This review is based on an eARC (Advance Reading Copy) provided by the author in exchange for nothing (but it’s getting an honest review anyway). Three Grams of Elsewhere will be released on May 4, 2023.
Evidently, I’ve spent enough time recommending The Nothing Within that Andy Giesler thought I’d be interested in reading an advance copy of his next book: Three Grams of Elsewhere. He was right, I agreed, and it will doubtless come as no surprise when I say that I really liked it.
Apart from a folksy first-person narration and a future Midwest setting, Three Grams of Elsewhere isn’t much like The Nothing Within. It’s set in the fractured remnants of what was once the United States, where the neurological basis for empathy has been mapped and enlisted to aid in geopolitical power struggles. Access to an interlocutor’s emotions yields significant advantage in negotiation, and the strongest of empaths can control drones with their minds. But perhaps the strongest empath of all is living out his old age in a Wisconsin retirement community, as off the grid as he can manage, until his former colleagues begin to show up dead, with evidence suggesting that only someone like him could have been responsible.
The plot summary suggests something like a cyberpunk mystery novel, but let me start by saying that this reads nothing like a cyberpunk mystery novel. Instead, it features the meandering narration of an old man telling a story the way he wants it told—with all the digressions that entails—and a deep concern for theme over plot. Mind you, there is a plot, and it does matter. But it’s not necessarily what the blurb might suggest. The lead is mostly passive in the actual investigation, along for the ride as the new pieces of information join with his musings and memories to sketch a conflict much bigger than mere murder.
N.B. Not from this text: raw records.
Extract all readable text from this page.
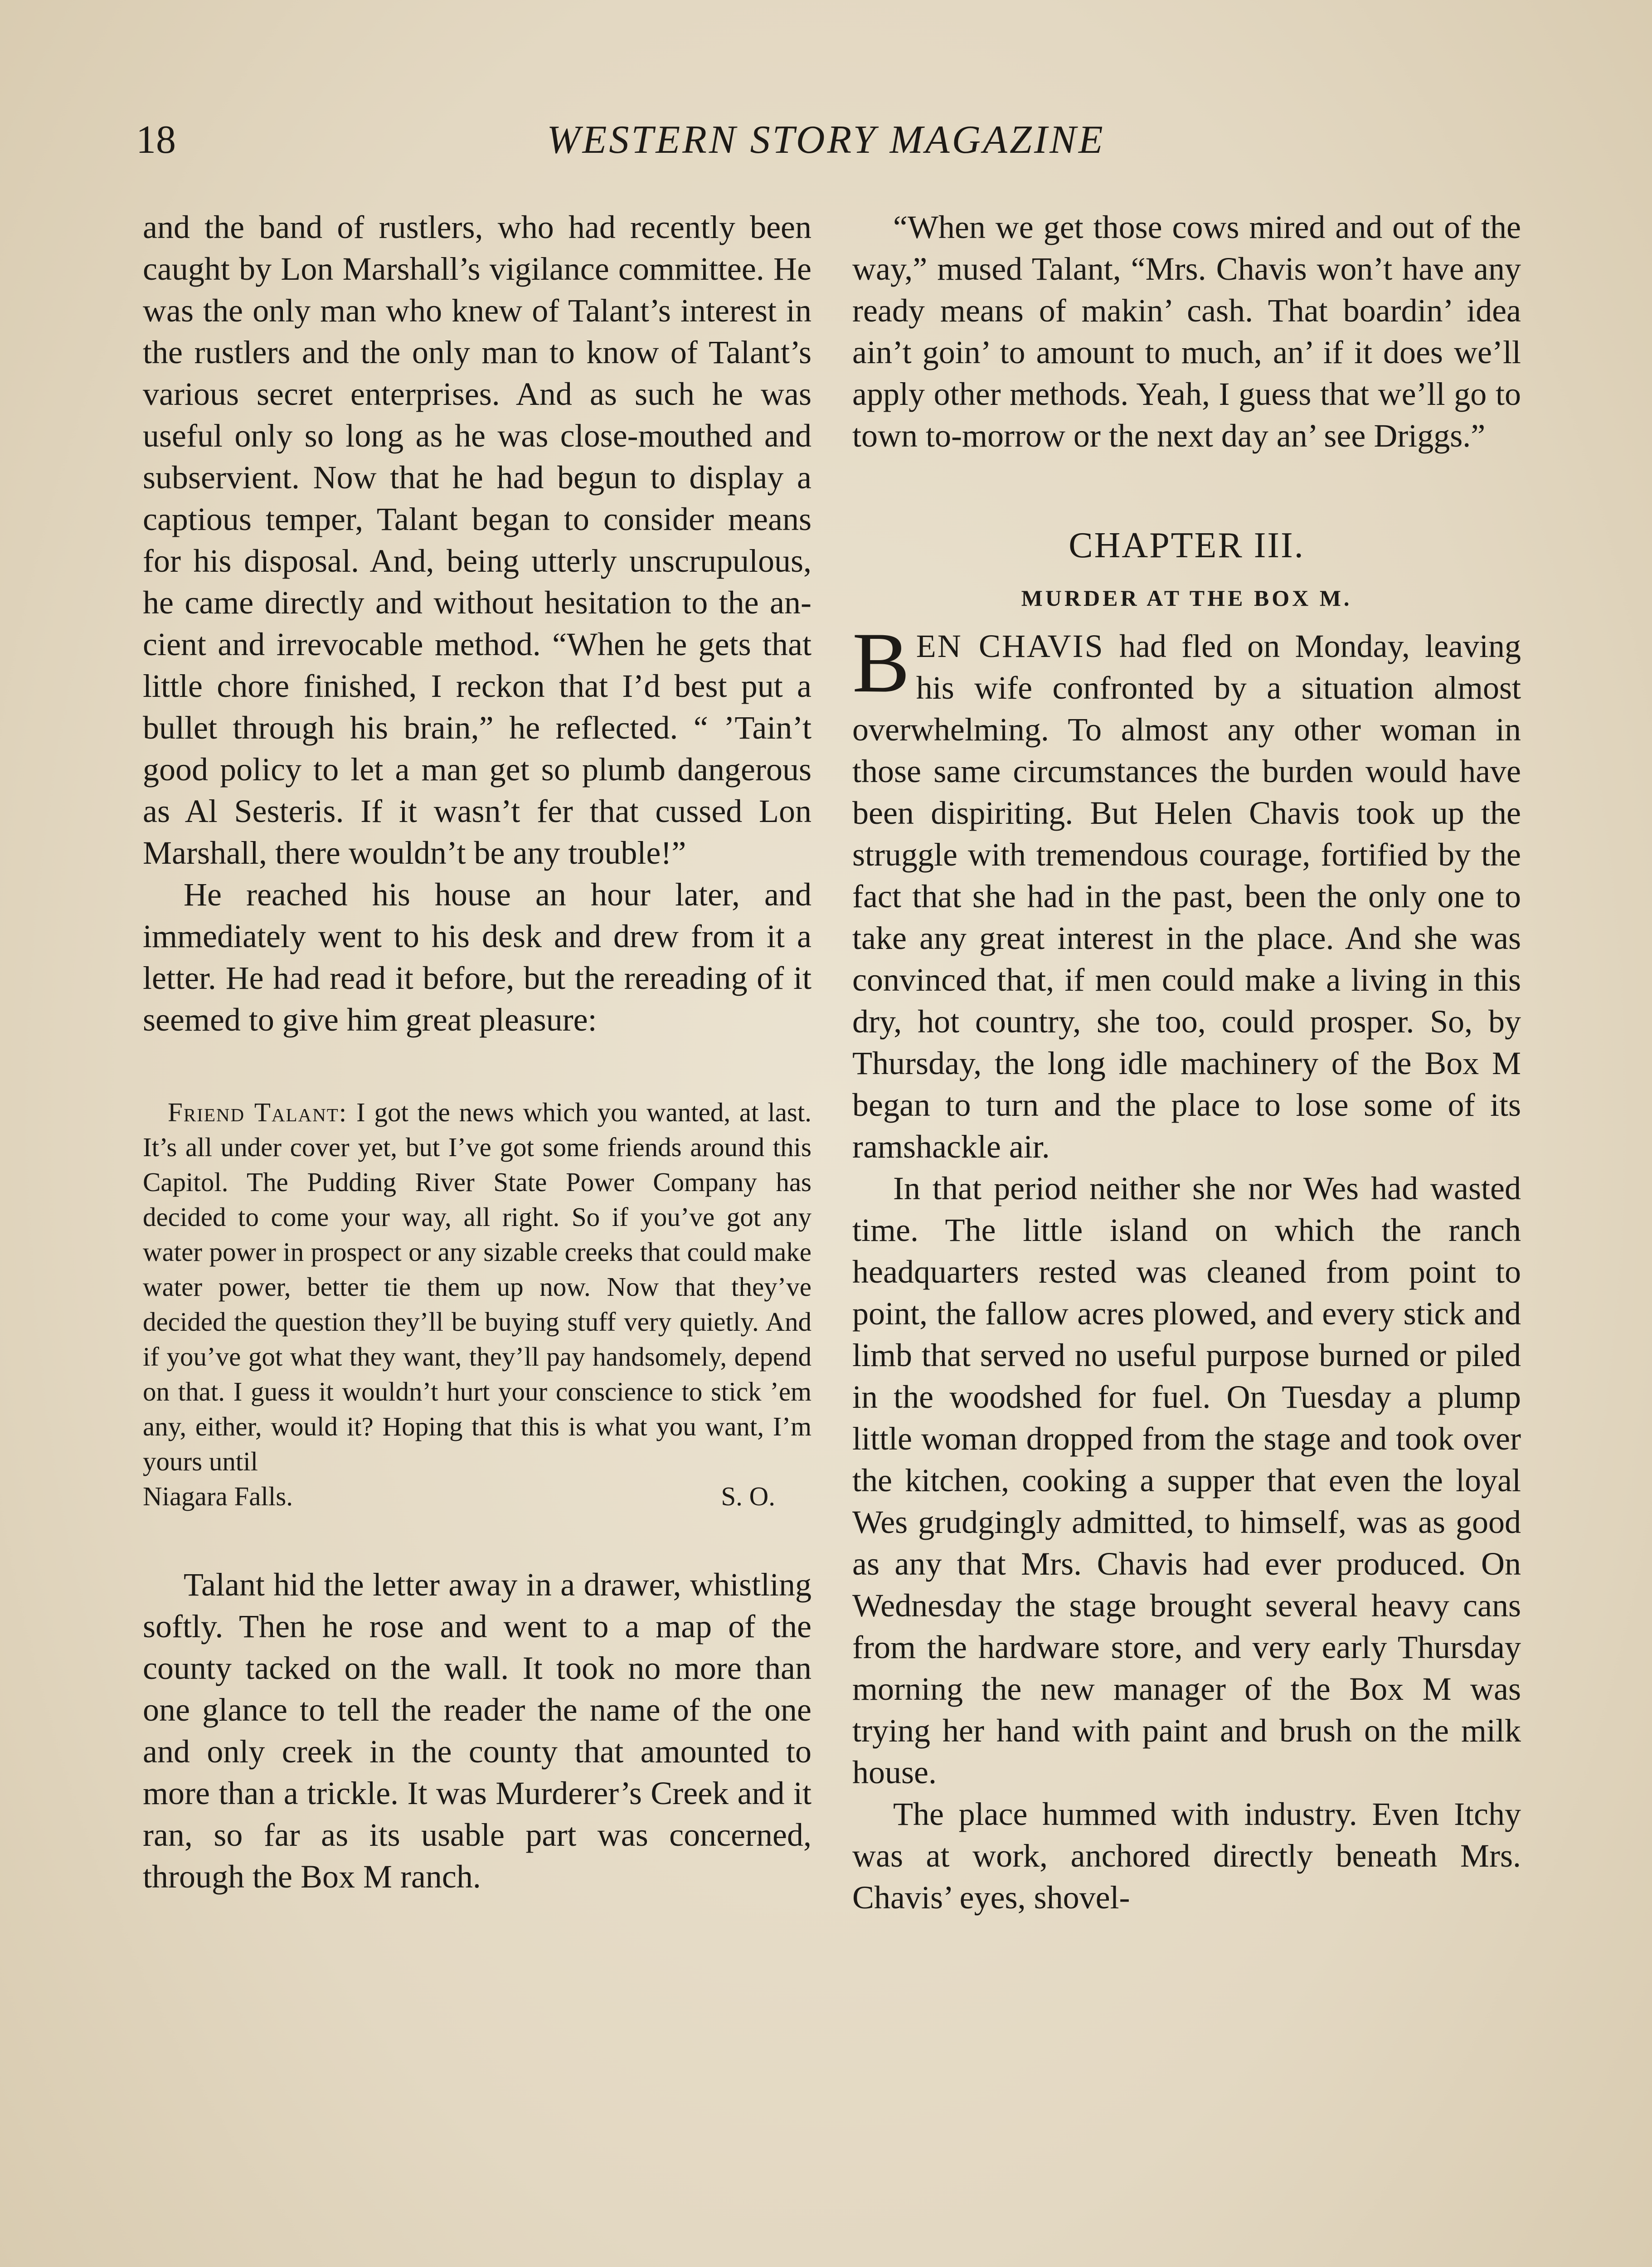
18	WESTERN STORY MAGAZINE

and the band of rustlers, who had recently been caught by Lon Marshall’s vigilance committee. He was the only man who knew of Talant’s interest in the rustlers and the only man to know of Talant’s various secret enterprises. And as such he was useful only so long as he was close-mouthed and subservient. Now that he had begun to display a captious temper, Talant began to consider means for his disposal. And, being utterly unscrupulous, he came directly and without hesitation to the ancient and irrevocable method. “When he gets that little chore finished, I reckon that I’d best put a bullet through his brain,” he reflected. “ ’Tain’t good policy to let a man get so plumb dangerous as Al Sesteris. If it wasn’t fer that cussed Lon Marshall, there wouldn’t be any trouble!”

He reached his house an hour later, and immediately went to his desk and drew from it a letter. He had read it before, but the rereading of it seemed to give him great pleasure:

Friend Talant: I got the news which you wanted, at last. It’s all under cover yet, but I’ve got some friends around this Capitol. The Pudding River State Power Company has decided to come your way, all right. So if you’ve got any water power in prospect or any sizable creeks that could make water power, better tie them up now. Now that they’ve decided the question they’ll be buying stuff very quietly. And if you’ve got what they want, they’ll pay handsomely, depend on that. I guess it wouldn’t hurt your conscience to stick ’em any, either, would it? Hoping that this is what you want, I’m yours until
Niagara Falls.	S. O.

Talant hid the letter away in a drawer, whistling softly. Then he rose and went to a map of the county tacked on the wall. It took no more than one glance to tell the reader the name of the one and only creek in the county that amounted to more than a trickle. It was Murderer’s Creek and it ran, so far as its usable part was concerned, through the Box M ranch.

“When we get those cows mired and out of the way,” mused Talant, “Mrs. Chavis won’t have any ready means of makin’ cash. That boardin’ idea ain’t goin’ to amount to much, an’ if it does we’ll apply other methods. Yeah, I guess that we’ll go to town to-morrow or the next day an’ see Driggs.”

CHAPTER III.
MURDER AT THE BOX M.

BEN CHAVIS had fled on Monday, leaving his wife confronted by a situation almost overwhelming. To almost any other woman in those same circumstances the burden would have been dispiriting. But Helen Chavis took up the struggle with tremendous courage, fortified by the fact that she had in the past, been the only one to take any great interest in the place. And she was convinced that, if men could make a living in this dry, hot country, she too, could prosper. So, by Thursday, the long idle machinery of the Box M began to turn and the place to lose some of its ramshackle air.

In that period neither she nor Wes had wasted time. The little island on which the ranch headquarters rested was cleaned from point to point, the fallow acres plowed, and every stick and limb that served no useful purpose burned or piled in the woodshed for fuel. On Tuesday a plump little woman dropped from the stage and took over the kitchen, cooking a supper that even the loyal Wes grudgingly admitted, to himself, was as good as any that Mrs. Chavis had ever produced. On Wednesday the stage brought several heavy cans from the hardware store, and very early Thursday morning the new manager of the Box M was trying her hand with paint and brush on the milk house.

The place hummed with industry. Even Itchy was at work, anchored directly beneath Mrs. Chavis’ eyes, shovel-
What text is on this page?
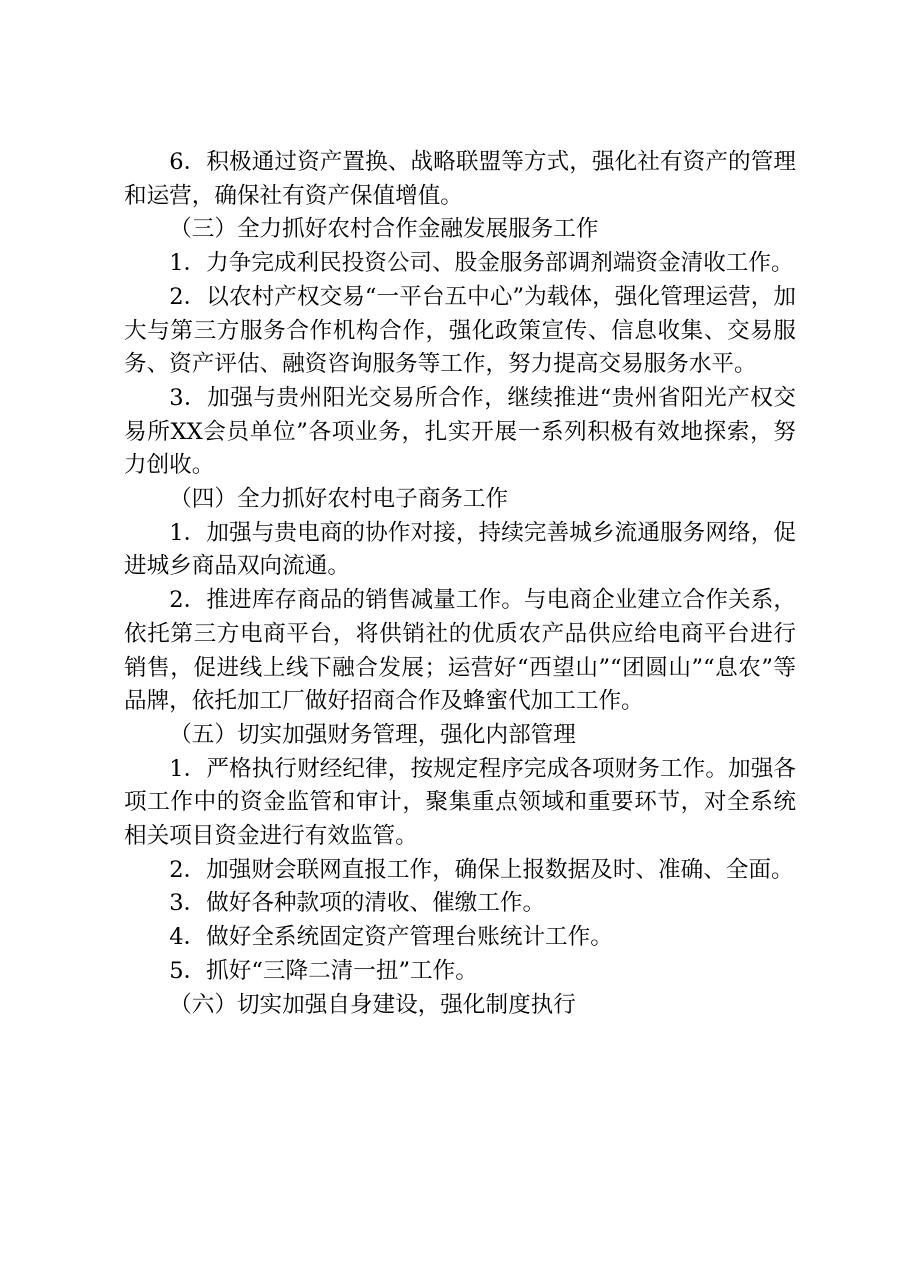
6．积极通过资产置换、战略联盟等方式，强化社有资产的管理和运营，确保社有资产保值增值。

（三）全力抓好农村合作金融发展服务工作

1．力争完成利民投资公司、股金服务部调剂端资金清收工作。

2．以农村产权交易“一平台五中心”为载体，强化管理运营，加大与第三方服务合作机构合作，强化政策宣传、信息收集、交易服务、资产评估、融资咨询服务等工作，努力提高交易服务水平。

3．加强与贵州阳光交易所合作，继续推进“贵州省阳光产权交易所XX会员单位”各项业务，扎实开展一系列积极有效地探索，努力创收。

（四）全力抓好农村电子商务工作

1．加强与贵电商的协作对接，持续完善城乡流通服务网络，促进城乡商品双向流通。

2．推进库存商品的销售减量工作。与电商企业建立合作关系，依托第三方电商平台，将供销社的优质农产品供应给电商平台进行销售，促进线上线下融合发展；运营好“西望山”“团圆山”“息农”等品牌，依托加工厂做好招商合作及蜂蜜代加工工作。

（五）切实加强财务管理，强化内部管理

1．严格执行财经纪律，按规定程序完成各项财务工作。加强各项工作中的资金监管和审计，聚集重点领域和重要环节，对全系统相关项目资金进行有效监管。

2．加强财会联网直报工作，确保上报数据及时、准确、全面。

3．做好各种款项的清收、催缴工作。

4．做好全系统固定资产管理台账统计工作。

5．抓好“三降二清一扭”工作。

（六）切实加强自身建设，强化制度执行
And as the story takes shape, the lead’s main goal is not rooting out a murderer, but rather making a case for the value of empathy. His land sits in an uneasy equilibrium in which four regions of the former United States have fragmented along political lines and fought bitterly to carve out territory they could control. And with high-profile murders in three of the four nations, the conditions are ripe for yet another war. But the lead wants none of it. He is dedicated to the proposition that hating the outgroup is bad, actually, and if he isn’t in a position to fight that hatred on a societal level, he can at least quash the hateful impulses that arise in his own heart.
It’s a theme that may seem tepid at first glance, but in the context of early 2020s America, it feels like a breath of fresh air. Online discourse seems regularly characterized by hatred, and it’s not all driven by mere emotional reactions; there are explicit arguments that empathy for the other is naive, and when made a norm, it serves only to allow bad faith groups to accomplish their nefarious goals. Giesler clearly doesn’t agree, and in me, he’s found an extremely sympathetic audience—so it’s no surprise that I liked the book as much as I did.
But I didn’t like the book purely on account of the theme. The narrative voice is exemplary, perfectly capturing the perspective of the sort of person who doesn’t often find himself the protagonist of a science fiction novel. For some, meandering narration may be a mark against it. But for readers who love getting into a lead character’s head—especially a geriatric lead that’s well outside the genre standard—the narrative voice is an undeniable selling point.
And for the story? Well, like I said, it meanders, with a slowly progressing plot and an ultimate conflict that doesn’t become clear until very, very late. But it gets by for a good while on theme, voice, and worldbuilding. And then when the plot finally comes to a head, it delivers an excellent climax that does justice to the theme while also providing a satisfying emotional payoff. This won’t be a book for everyone, but I liked it a whole lot, and I suspect I won’t be alone.
Recommended if you like: geriatric protagonists, first-person narration with a distinctive voice, the value of empathy.
Can I use it for Bingo? It’s hard mode for Self-Published, and it’s also Published in 2023 and Features Robots.
Overall rating: 17 of Tar Vol’s 20. Five stars on Goodreads.